Hicret sonrası Mekkeliler yine boş durmadılar, Efendimiz (s.a.v) ve müslümanları yok etmek için uğraştılar: Fakat Bedir’de hezimete uğradılar, Uhud’da umduklarına eremediler, Medine’ye kadar gelip Hendek bozgununu yaşadılar ve nihayetinde Hudeybiye antlaşması… Elbette bu yaşananların her biri Mekke’nin fethine zemin hazırlayan olaylardı. Ama sonuçları itibariyle diğerlerinden biraz daha önem ve farklılık arz eden Hudeybiye antlaşması olsa gerek. Zahiren bakıldığında müslümanların aleyhinde gibi görünen birçok madde vardı bu anlaşmada. Aslında Mekke’nin fethine açılan ve sonuçta İslâm’ın bütün iklimlere yayılmasına vesile olacak bir sözleşmeydi bu.6
Efendimiz’in (s.a.v) Umre Rüyası
Hicretin altıncı yılında, kurbana yaklaşık kırk gün kala, Allah’ın Rasulü (s.a.v) ashabına şu müjdeyi veriyordu:
“Ben bir rüya gördüm. Kesinlikle Mescid-i Haram’a gireceksiniz. Hacc’ın bir gereği olarak saçlarınızı tıraş edeceksiniz. Hem o vakit, Kâbe’nin kapısının anahtarı benim elimde olacak!..”7
Bu rüyadan sonra Sahabe-i Kiram efendilerimiz Mekke’yi ziyareti dört gözle beklemeye başladılar.

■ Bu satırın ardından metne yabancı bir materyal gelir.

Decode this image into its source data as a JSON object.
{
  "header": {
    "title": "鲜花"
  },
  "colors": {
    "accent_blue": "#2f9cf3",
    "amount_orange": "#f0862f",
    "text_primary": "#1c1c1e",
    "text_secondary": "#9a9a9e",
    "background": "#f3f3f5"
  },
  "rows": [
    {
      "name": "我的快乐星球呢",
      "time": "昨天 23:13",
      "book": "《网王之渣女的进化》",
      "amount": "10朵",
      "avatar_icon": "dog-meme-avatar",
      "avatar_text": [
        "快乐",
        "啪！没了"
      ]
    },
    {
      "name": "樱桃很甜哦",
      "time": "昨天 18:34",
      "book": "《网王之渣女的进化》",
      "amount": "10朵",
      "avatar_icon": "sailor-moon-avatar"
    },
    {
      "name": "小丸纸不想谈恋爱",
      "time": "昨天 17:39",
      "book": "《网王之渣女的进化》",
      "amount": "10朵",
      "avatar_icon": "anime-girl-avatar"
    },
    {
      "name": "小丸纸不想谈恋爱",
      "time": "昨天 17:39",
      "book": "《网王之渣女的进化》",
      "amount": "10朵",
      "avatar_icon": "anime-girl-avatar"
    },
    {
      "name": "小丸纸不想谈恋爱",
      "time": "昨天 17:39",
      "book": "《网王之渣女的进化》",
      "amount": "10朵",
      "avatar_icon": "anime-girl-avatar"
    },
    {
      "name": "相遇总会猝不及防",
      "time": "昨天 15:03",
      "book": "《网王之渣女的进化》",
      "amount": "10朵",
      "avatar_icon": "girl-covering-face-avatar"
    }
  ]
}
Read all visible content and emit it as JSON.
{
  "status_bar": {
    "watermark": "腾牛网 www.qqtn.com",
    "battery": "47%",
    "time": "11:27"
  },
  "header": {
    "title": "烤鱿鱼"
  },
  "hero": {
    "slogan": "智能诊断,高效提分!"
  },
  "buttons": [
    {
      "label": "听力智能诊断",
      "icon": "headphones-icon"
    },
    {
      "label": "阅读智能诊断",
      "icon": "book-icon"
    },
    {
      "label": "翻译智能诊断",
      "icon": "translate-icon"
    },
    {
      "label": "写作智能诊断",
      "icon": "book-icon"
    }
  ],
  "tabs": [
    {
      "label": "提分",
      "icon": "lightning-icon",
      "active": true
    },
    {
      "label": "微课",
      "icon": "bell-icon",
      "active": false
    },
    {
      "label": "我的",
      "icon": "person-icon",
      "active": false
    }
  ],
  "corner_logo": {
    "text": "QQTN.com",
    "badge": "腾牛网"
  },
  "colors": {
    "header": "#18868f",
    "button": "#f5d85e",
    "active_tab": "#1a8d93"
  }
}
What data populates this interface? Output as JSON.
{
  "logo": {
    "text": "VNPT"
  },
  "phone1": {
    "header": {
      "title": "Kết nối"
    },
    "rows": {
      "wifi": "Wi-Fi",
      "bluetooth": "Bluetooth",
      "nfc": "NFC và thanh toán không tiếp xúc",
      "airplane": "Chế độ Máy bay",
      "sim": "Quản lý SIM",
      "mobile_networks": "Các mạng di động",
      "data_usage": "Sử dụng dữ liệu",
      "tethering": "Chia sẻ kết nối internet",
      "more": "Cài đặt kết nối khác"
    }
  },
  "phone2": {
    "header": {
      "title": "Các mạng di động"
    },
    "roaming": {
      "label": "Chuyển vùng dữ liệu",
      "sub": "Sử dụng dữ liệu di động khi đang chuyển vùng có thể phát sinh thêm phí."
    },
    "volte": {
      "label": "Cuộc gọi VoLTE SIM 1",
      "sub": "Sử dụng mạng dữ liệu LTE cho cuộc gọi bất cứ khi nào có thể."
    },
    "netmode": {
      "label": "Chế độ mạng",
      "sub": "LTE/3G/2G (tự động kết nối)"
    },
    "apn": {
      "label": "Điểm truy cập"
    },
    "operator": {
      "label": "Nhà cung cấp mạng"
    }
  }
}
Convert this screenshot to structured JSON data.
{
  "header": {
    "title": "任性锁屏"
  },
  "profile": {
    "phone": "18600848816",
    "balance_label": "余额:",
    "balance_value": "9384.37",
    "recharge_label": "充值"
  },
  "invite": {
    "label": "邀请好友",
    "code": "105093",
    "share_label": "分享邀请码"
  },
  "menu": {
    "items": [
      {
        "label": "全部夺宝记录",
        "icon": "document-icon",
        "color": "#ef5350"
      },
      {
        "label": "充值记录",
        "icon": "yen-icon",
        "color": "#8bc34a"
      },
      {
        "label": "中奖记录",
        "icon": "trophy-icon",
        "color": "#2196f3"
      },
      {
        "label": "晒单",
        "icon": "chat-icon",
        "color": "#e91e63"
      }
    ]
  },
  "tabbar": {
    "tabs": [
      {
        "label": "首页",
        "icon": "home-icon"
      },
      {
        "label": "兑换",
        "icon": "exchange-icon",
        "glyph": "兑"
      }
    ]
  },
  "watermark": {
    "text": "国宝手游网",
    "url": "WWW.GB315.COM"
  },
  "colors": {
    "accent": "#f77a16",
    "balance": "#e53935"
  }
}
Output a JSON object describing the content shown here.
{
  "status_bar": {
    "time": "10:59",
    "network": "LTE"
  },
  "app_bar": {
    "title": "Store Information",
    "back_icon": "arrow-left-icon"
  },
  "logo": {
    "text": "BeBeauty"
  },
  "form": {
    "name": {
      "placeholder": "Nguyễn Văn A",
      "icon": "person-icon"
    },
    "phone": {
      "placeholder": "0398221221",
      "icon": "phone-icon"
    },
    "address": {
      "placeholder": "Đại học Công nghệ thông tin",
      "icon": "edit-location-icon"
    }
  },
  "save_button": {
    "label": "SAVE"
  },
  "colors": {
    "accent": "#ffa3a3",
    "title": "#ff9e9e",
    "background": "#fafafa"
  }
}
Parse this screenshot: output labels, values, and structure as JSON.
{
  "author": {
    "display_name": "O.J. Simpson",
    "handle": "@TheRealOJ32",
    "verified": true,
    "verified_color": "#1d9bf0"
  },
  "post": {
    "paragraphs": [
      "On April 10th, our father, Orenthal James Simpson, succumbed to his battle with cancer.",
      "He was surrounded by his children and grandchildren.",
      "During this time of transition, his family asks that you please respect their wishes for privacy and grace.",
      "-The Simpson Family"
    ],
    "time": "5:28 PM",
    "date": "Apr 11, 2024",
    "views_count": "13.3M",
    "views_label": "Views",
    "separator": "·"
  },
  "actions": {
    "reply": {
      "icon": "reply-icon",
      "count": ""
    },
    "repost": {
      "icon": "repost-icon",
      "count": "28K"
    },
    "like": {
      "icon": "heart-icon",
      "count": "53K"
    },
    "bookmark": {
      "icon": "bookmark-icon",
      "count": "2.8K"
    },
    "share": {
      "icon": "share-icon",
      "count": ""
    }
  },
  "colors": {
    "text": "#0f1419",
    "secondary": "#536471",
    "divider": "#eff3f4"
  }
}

Feth’e açılan kapı: Hudeybiye
Hicretin üzerinden altı yıl geçmişti. Müminler, Efendimiz’le birlikte umre yapmayı çok istiyorlardı. Bunun üzerine Efendimiz (s.a.v) Kâbe’yi ziyaret etmek isteyenlerin hazırlanmasını emretti. Hazırlıkların tamamlanmasından sonra bin beş yüz sahabi ile Mekke’ye doğru yola çıkıldı. Niyetlerinin barış olduğunu göstermek için yanlarına yolcu kılıcı denilen kılıçtan başka silah almamışlardı. Zülhuleyfe mevkiine geldiklerinde ihrama girdiler ve umre için niyet ettiler.8
Mekke-i Mükerreme’ye seksen kilometre uzaklıkta bulunan Usfan’a geldiklerinde mola verdiler. Bu esnada Mekke’den haber geldi; müşrikler ne pahasına olursa olsun onları Mekke’ye sokmayacaktı. Hatta savaş için hazırlanmışlar, Mekke ile Usfan arasında birliklerini toplamaya başlamışlardı. O zamanlar henüz müslüman olmayan Halid b. Velid komutasında bir hücum birliğini de müslümanların üzerine yollamışlardı.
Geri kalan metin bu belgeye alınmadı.